For the third consecutive year, the highest median sales price is in the 89138 ZIP code, around Alta and Desert Foothills drives in Summerlin, at $385,000.

The highest home prices have been concentrated in the suburbs for years. But ever since the market hit bottom after the bubble burst and started climbing again, the biggest price jumps — as measured by percentage growth — have been in centrally located areas, Applied Analysis co-owner Brian Gordon said.

He cited those neighborhoods’ lower prices, saying it’s “simply the math.” If a $100,000 home jumps by $20,000 in value, the growth rate is a lot faster than if a $300,000 home rises by that same dollar amount.

He also said that as the market heats up, some buyers are getting priced out of certain areas and are “gravitating toward more affordable homes, to the extent they’re available.”

House hunters, including investors, are seeking less-expensive options, helping fuel “the significant jumps in pricing that we’re seeing,” Gordon said.

Roller coaster

A cheaper option that’s drawn plenty of interest is the one-story, 1,447-square-foot house on Magnet Street, less than a mile from North Las Vegas City Hall.

Built in the 1950s, the house soared in value in the last decade, plunged when the economy tanked and then steadily climbed back as a parade of owners — including a co-founder of the PT’s tavern chain — came and went.

It also had two code-enforcement incidents in the past few years and four police calls, mostly squatter-related, in the past five years, North Las Vegas spokeswoman Delen Goldberg said.

The home traded for $76,000 in summer 2003 and then for $116,900 just three months later. But in 2011, after the market crashed, the house was seized through foreclosure and sold later that year for just $22,275, property records show.

The price since has jumped every time it has sold, and it’s been sold a lot — twice in 2012, once in 2013 and twice again last year.

PT’s co-founder Phil Boeckle picked it up in August for $100,000 and sold it in late December for $117,000, records show.
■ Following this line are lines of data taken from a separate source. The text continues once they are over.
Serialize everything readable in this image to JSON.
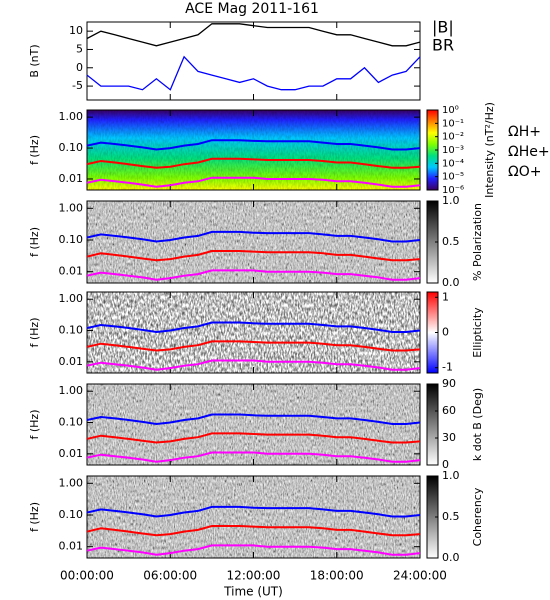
{
  "chart_data": [
    {
      "type": "line",
      "title": "ACE Mag 2011-161",
      "y_label": "B (nT)",
      "x": [
        0,
        1,
        2,
        3,
        4,
        5,
        6,
        7,
        8,
        9,
        10,
        11,
        12,
        13,
        14,
        15,
        16,
        17,
        18,
        19,
        20,
        21,
        22,
        23,
        24
      ],
      "ylim": [
        -8.8,
        12.5
      ],
      "yticks": [
        -5,
        0,
        5,
        10
      ],
      "series": [
        {
          "name": "|B|",
          "color": "#000000",
          "values": [
            8,
            10,
            9,
            8,
            7,
            6,
            7,
            8,
            9,
            12,
            12,
            12,
            11.5,
            11,
            11,
            11,
            11,
            10,
            9,
            9,
            8,
            7,
            6,
            6,
            7
          ]
        },
        {
          "name": "BR",
          "color": "#0000ff",
          "values": [
            -2,
            -5,
            -5,
            -5,
            -6,
            -3,
            -6,
            3,
            -1,
            -2,
            -3,
            -4,
            -3,
            -5,
            -6,
            -6,
            -5,
            -5,
            -3,
            -3,
            0,
            -4,
            -2,
            -1,
            3
          ]
        }
      ]
    },
    {
      "type": "spectrogram",
      "y_label": "f (Hz)",
      "ylog": true,
      "ylim": [
        0.0044,
        1.7
      ],
      "yticks": [
        {
          "value": 0.01,
          "label": "0.01"
        },
        {
          "value": 0.1,
          "label": "0.10"
        },
        {
          "value": 1,
          "label": "1.00"
        }
      ],
      "series": [
        {
          "name": "ΩH+",
          "color": "#0000ff",
          "values": [
            0.12,
            0.15,
            0.135,
            0.12,
            0.105,
            0.09,
            0.1,
            0.12,
            0.135,
            0.18,
            0.18,
            0.18,
            0.17,
            0.165,
            0.165,
            0.165,
            0.165,
            0.15,
            0.135,
            0.135,
            0.12,
            0.105,
            0.09,
            0.09,
            0.1
          ]
        },
        {
          "name": "ΩHe+",
          "color": "#ff0000",
          "values": [
            0.03,
            0.038,
            0.034,
            0.03,
            0.026,
            0.023,
            0.025,
            0.03,
            0.034,
            0.045,
            0.045,
            0.045,
            0.043,
            0.041,
            0.041,
            0.041,
            0.041,
            0.038,
            0.034,
            0.034,
            0.03,
            0.026,
            0.023,
            0.023,
            0.025
          ]
        },
        {
          "name": "ΩO+",
          "color": "#ff00ff",
          "values": [
            0.0075,
            0.0094,
            0.0084,
            0.0075,
            0.0066,
            0.0056,
            0.0063,
            0.0075,
            0.0084,
            0.011,
            0.011,
            0.011,
            0.011,
            0.01,
            0.01,
            0.01,
            0.01,
            0.0094,
            0.0084,
            0.0084,
            0.0075,
            0.0066,
            0.0056,
            0.0056,
            0.0063
          ]
        }
      ],
      "colorbar": {
        "label": "Intensity (nT²/Hz)",
        "log": true,
        "lim": [
          1e-06,
          1
        ],
        "ticks": [
          {
            "value": 1,
            "label": "10⁰"
          },
          {
            "value": 0.1,
            "label": "10⁻¹"
          },
          {
            "value": 0.01,
            "label": "10⁻²"
          },
          {
            "value": 0.001,
            "label": "10⁻³"
          },
          {
            "value": 0.0001,
            "label": "10⁻⁴"
          },
          {
            "value": 1e-05,
            "label": "10⁻⁵"
          },
          {
            "value": 1e-06,
            "label": "10⁻⁶"
          }
        ],
        "colormap": [
          "#3a0060",
          "#2020ff",
          "#00c8ff",
          "#00e080",
          "#80ff00",
          "#ffff00",
          "#ff8000",
          "#ff0000"
        ]
      }
    },
    {
      "type": "spectrogram",
      "y_label": "f (Hz)",
      "ylog": true,
      "ylim": [
        0.0044,
        1.7
      ],
      "yticks": [
        {
          "value": 0.01,
          "label": "0.01"
        },
        {
          "value": 0.1,
          "label": "0.10"
        },
        {
          "value": 1,
          "label": "1.00"
        }
      ],
      "colorbar": {
        "label": "% Polarization",
        "lim": [
          0,
          1
        ],
        "ticks": [
          {
            "value": 0,
            "label": "0.0"
          },
          {
            "value": 0.5,
            "label": "0.5"
          },
          {
            "value": 1,
            "label": "1.0"
          }
        ],
        "colormap": [
          "#ffffff",
          "#000000"
        ]
      }
    },
    {
      "type": "spectrogram",
      "y_label": "f (Hz)",
      "ylog": true,
      "ylim": [
        0.0044,
        1.7
      ],
      "yticks": [
        {
          "value": 0.01,
          "label": "0.01"
        },
        {
          "value": 0.1,
          "label": "0.10"
        },
        {
          "value": 1,
          "label": "1.00"
        }
      ],
      "colorbar": {
        "label": "Ellipticity",
        "lim": [
          -1.15,
          1.15
        ],
        "ticks": [
          -1,
          0,
          1
        ],
        "colormap": [
          "#0000ff",
          "#ffffff",
          "#ff0000"
        ]
      }
    },
    {
      "type": "spectrogram",
      "y_label": "f (Hz)",
      "ylog": true,
      "ylim": [
        0.0044,
        1.7
      ],
      "yticks": [
        {
          "value": 0.01,
          "label": "0.01"
        },
        {
          "value": 0.1,
          "label": "0.10"
        },
        {
          "value": 1,
          "label": "1.00"
        }
      ],
      "colorbar": {
        "label": "k dot B (Deg)",
        "lim": [
          0,
          90
        ],
        "ticks": [
          0,
          30,
          60,
          90
        ],
        "colormap": [
          "#ffffff",
          "#000000"
        ]
      }
    },
    {
      "type": "spectrogram",
      "y_label": "f (Hz)",
      "ylog": true,
      "ylim": [
        0.0044,
        1.7
      ],
      "yticks": [
        {
          "value": 0.01,
          "label": "0.01"
        },
        {
          "value": 0.1,
          "label": "0.10"
        },
        {
          "value": 1,
          "label": "1.00"
        }
      ],
      "colorbar": {
        "label": "Coherency",
        "lim": [
          0,
          1
        ],
        "ticks": [
          {
            "value": 0,
            "label": "0.0"
          },
          {
            "value": 0.5,
            "label": "0.5"
          },
          {
            "value": 1,
            "label": "1.0"
          }
        ],
        "colormap": [
          "#ffffff",
          "#000000"
        ]
      },
      "x_label": "Time (UT)",
      "xlim": [
        0,
        24
      ],
      "xticks": [
        {
          "value": 0,
          "label": "00:00:00"
        },
        {
          "value": 6,
          "label": "06:00:00"
        },
        {
          "value": 12,
          "label": "12:00:00"
        },
        {
          "value": 18,
          "label": "18:00:00"
        },
        {
          "value": 24,
          "label": "24:00:00"
        }
      ]
    }
  ]
}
In an interview Monday, he said he flips 100 to 130 homes a year, and he could not recall any details about the Magnet property, indicating his son handled the deal.

After learning the purchase and sales price Monday, Boeckle said he wasn’t happy with the profit margin. “Something must have been wrong on that,” he said.

The buyer, Noberto Caceres, said the house “was destroyed” when he purchased it. The home had been empty and required a lot of work, he added.

He bought it as an investment but hasn’t decided whether he’ll rent it or sell it right away, he said.

Caceres also said the price was not expensive because of the home’s “situation,” and that real estate opportunities can be found all over town.

“Now the prices are going high everywhere,” he said.